Membungkam Suara Hati

Pernah nggak suatu waktu kamu berkata pada dirimu sendiri, "wah, sebelumnya udah kepikiran, harusnya tadi aku begini,", "haduh, aku sudah merasa, mestinya aku tadi begitu." dsb. 

Konteks kalimat tersebut adalah ketika kamu urung melakukan sesuatu, padahal sudah ada feeling sebelumnya. Sudah ada bayangan yang ingin dilakukan, ataupun sudah ada kecenderungan pilihan ketika akan memutuskan sesuatu, tetapi akhirnya yang dilakukan, dipilih, atau yang diputuskan bukanlah hal yang dirasakan di awal.

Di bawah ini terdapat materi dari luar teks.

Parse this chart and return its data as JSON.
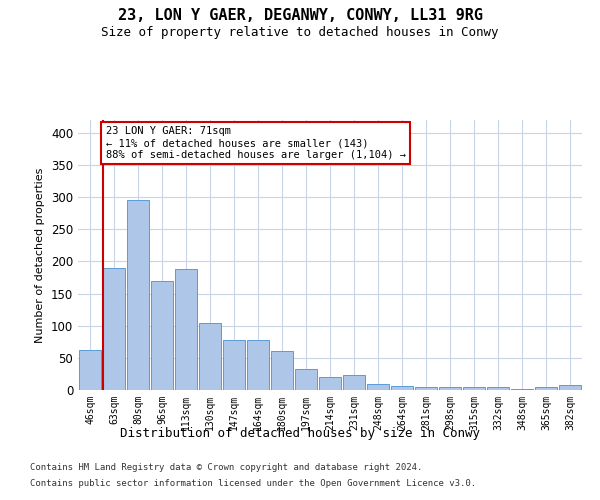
{
  "title1": "23, LON Y GAER, DEGANWY, CONWY, LL31 9RG",
  "title2": "Size of property relative to detached houses in Conwy",
  "xlabel": "Distribution of detached houses by size in Conwy",
  "ylabel": "Number of detached properties",
  "categories": [
    "46sqm",
    "63sqm",
    "80sqm",
    "96sqm",
    "113sqm",
    "130sqm",
    "147sqm",
    "164sqm",
    "180sqm",
    "197sqm",
    "214sqm",
    "231sqm",
    "248sqm",
    "264sqm",
    "281sqm",
    "298sqm",
    "315sqm",
    "332sqm",
    "348sqm",
    "365sqm",
    "382sqm"
  ],
  "values": [
    63,
    190,
    296,
    170,
    188,
    104,
    78,
    78,
    61,
    33,
    21,
    23,
    9,
    7,
    5,
    4,
    4,
    4,
    2,
    5,
    8
  ],
  "bar_color": "#aec6e8",
  "bar_edge_color": "#5b9bd5",
  "vline_color": "#cc0000",
  "annotation_text": "23 LON Y GAER: 71sqm\n← 11% of detached houses are smaller (143)\n88% of semi-detached houses are larger (1,104) →",
  "annotation_box_color": "#ffffff",
  "annotation_box_edge": "#cc0000",
  "ylim": [
    0,
    420
  ],
  "yticks": [
    0,
    50,
    100,
    150,
    200,
    250,
    300,
    350,
    400
  ],
  "footer1": "Contains HM Land Registry data © Crown copyright and database right 2024.",
  "footer2": "Contains public sector information licensed under the Open Government Licence v3.0.",
  "bg_color": "#ffffff",
  "grid_color": "#c8d4e8",
  "title1_fontsize": 11,
  "title2_fontsize": 9,
  "ylabel_fontsize": 8,
  "xlabel_fontsize": 9,
  "tick_fontsize": 7,
  "footer_fontsize": 6.5
}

Maka itu adalah berkaitan dengan kata hati. Tolong koreksi jika aku salah, setahuku kata hati yang pertama adalah suara yang paling jujur, paling bening. Dan biasanya ketika nantinya sudah terjadi, telah terkonfirmasi dengan kenyataan yang ada, maka ternyata kata hati yang pertama tersebut adalah benar.

Namun ada kalanya, dalam beberapa kesempatan, seseorang mengabaikan kata hati yang pertama. Sesaat setelah kata tersebut muncul, ia justru membenturkannya dengan kata-kata lain dari pikirannya. Hasilnya adalah pembenaran-pembenaran sehingga ia tidak mengikuti kata hati tersebut. Akhirnya yang terjadi adalah sebagaimana di awal tulisan ini.

Memang, Tuhan menciptakan perangkat bernama hati dan akal agar saling melengkapi. Akal bisa mendukung, memvalidasi dengan ilmu, dan turut menguatkan kata hati dalam setiap pengambilan keputusan. Maka, semakin sering kata hati diabaikan, semakin sering suara hati dibungkam, maka kecenderungannya ia tidak akan sepeka dulu lagi. 

Semuanya tentu perlu proses latihan yang panjang, perlu ilmu "titen" dalam istilah orang Jawa, sehingga mampu mengolah yang terbaik hati dan akalnya, endingnya seseorang semakin mengenal dirinya sendiri.

Akhirnya, kewajiban kita hanyalah berusaha. Semua perangkat adalah milik-Nya, dan kita kembalikan setiap hal yang timbul pada-Nya pula. Alhamdulillah.